Type a new h, watch the volume update, switch the unit dropdown to US gal, and watch the readout change without leaving the page.

For a similar shape with flat trapezoid sides instead of a circular cross-section, the Trapezoidal Prism Volume Calculator applies the analogous cross-section-area-times-height idea to a prism.

The frustum volume formula looks short, but the four factors below decide whether the answer you compute matches the object in front of you:

• • The frustum volume formula assumes a right circular frustum with the two circular faces perfectly parallel. An oblique frustum cut at an angle or a shape with non-circular bases will not match the closed-form answer.
• • The volume returned is geometric. Real buckets, planters, and hoppers have wall thickness, taper imperfections, and interior fittings that change the true fill volume, so do not use the result to size a fluid tank without an extra safety margin.

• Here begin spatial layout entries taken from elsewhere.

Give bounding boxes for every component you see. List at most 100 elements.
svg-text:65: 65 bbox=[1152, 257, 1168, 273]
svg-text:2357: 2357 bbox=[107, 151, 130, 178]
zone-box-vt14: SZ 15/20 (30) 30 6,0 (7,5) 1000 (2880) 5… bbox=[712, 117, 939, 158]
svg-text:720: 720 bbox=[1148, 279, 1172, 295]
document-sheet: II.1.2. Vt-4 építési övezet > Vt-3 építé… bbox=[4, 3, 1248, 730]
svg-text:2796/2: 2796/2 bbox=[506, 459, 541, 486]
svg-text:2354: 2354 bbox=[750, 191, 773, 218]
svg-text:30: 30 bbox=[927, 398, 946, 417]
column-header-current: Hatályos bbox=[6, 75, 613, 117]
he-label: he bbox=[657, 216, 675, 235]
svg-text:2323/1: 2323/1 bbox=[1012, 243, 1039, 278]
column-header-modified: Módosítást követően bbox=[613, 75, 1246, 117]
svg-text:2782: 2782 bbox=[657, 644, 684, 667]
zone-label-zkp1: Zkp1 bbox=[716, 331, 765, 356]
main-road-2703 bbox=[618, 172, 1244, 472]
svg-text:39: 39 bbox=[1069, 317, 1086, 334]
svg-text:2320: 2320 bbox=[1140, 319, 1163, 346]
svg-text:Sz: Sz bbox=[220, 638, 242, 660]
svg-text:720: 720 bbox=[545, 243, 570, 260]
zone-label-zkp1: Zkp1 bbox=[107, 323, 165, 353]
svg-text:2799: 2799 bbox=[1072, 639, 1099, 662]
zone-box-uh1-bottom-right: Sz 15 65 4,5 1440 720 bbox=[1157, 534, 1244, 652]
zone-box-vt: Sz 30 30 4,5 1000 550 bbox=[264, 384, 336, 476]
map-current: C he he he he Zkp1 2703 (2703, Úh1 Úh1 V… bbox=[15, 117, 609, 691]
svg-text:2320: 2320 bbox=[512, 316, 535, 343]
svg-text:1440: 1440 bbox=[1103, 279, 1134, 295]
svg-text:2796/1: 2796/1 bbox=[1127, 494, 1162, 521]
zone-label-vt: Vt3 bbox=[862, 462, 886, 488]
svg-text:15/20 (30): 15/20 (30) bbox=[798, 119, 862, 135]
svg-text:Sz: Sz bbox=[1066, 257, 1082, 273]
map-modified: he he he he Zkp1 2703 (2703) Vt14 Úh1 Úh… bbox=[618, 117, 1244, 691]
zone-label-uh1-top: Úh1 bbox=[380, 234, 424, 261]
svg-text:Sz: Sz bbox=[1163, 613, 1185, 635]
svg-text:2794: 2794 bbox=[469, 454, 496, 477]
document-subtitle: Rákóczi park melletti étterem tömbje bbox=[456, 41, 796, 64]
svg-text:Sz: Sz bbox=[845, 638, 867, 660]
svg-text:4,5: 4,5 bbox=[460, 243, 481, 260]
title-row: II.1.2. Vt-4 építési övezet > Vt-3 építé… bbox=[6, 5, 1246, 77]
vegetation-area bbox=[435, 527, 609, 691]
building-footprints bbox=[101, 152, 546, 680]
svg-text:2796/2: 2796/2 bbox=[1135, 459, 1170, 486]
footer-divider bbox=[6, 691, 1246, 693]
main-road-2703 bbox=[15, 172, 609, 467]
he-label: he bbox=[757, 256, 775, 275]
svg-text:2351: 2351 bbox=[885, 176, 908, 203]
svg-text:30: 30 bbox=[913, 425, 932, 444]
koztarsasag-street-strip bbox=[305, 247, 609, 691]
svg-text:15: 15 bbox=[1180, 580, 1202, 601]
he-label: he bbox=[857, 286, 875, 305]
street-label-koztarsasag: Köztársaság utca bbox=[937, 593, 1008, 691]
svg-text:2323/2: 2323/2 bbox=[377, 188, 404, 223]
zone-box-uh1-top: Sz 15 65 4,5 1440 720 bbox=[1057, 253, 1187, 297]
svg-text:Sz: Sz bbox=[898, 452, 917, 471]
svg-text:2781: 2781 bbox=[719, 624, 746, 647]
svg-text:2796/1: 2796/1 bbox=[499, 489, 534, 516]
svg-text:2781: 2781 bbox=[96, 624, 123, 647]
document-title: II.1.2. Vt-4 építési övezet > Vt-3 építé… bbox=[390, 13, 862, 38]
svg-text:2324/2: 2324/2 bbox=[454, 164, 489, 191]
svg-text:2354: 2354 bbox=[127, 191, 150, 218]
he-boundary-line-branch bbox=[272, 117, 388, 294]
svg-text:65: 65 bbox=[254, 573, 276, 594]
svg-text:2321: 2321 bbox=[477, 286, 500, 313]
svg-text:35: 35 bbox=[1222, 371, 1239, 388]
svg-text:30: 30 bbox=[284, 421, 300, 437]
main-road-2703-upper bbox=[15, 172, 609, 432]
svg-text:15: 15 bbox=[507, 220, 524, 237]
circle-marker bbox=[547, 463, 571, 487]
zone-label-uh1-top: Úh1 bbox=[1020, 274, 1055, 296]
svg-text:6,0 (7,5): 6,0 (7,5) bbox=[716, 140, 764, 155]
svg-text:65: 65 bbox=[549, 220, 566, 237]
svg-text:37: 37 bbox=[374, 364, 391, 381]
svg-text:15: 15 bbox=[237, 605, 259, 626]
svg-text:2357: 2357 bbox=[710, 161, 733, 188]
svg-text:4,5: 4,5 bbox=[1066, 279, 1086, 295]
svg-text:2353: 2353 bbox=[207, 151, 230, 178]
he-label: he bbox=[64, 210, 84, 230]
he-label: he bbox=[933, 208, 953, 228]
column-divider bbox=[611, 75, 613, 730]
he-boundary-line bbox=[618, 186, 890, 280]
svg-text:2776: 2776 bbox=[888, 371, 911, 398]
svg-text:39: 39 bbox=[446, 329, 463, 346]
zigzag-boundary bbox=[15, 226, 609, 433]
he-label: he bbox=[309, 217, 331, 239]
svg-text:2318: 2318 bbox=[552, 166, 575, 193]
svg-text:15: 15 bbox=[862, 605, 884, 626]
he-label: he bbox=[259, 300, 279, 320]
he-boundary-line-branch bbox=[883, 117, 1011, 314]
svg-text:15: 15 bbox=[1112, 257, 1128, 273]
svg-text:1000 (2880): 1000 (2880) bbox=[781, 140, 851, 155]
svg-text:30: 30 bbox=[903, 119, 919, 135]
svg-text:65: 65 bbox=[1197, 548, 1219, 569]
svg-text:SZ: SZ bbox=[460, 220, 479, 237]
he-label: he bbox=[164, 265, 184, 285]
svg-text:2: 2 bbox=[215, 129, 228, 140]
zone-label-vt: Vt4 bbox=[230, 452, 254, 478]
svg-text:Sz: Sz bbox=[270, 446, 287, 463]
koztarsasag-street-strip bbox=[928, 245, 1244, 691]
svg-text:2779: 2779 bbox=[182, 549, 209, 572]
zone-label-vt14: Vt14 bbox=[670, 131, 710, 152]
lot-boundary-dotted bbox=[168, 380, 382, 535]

Many product drawings list the diameter D = 2R and the diameter d = 2r, so you must divide each by 2 before entering the values. According to Wikipedia, the volume of a right circular frustum is V = (πh/3)(R² + Rr + r²), obtained by integrating the area of the circular cross-section that changes linearly from radius R to radius r over the height h.

According to Wikipedia, the volume of a right circular frustum is V = (πh/3)(R² + Rr + r²), obtained by integrating the area of the circular cross-section that changes linearly from radius R to radius r over the height h.

According to Encyclopaedia Britannica, a frustum is the portion of a cone or pyramid that lies between two parallel planes, and its volume is V = (h/3)(A₁ + A₂ + √(A₁·A₂)) for cross-sectional areas A₁ and A₂.

A pyramid is the polyhedral cousin of a cone, and the Triangular Pyramid Volume Calculator uses the same (1/3) · base area · height idea to size a triangular solid.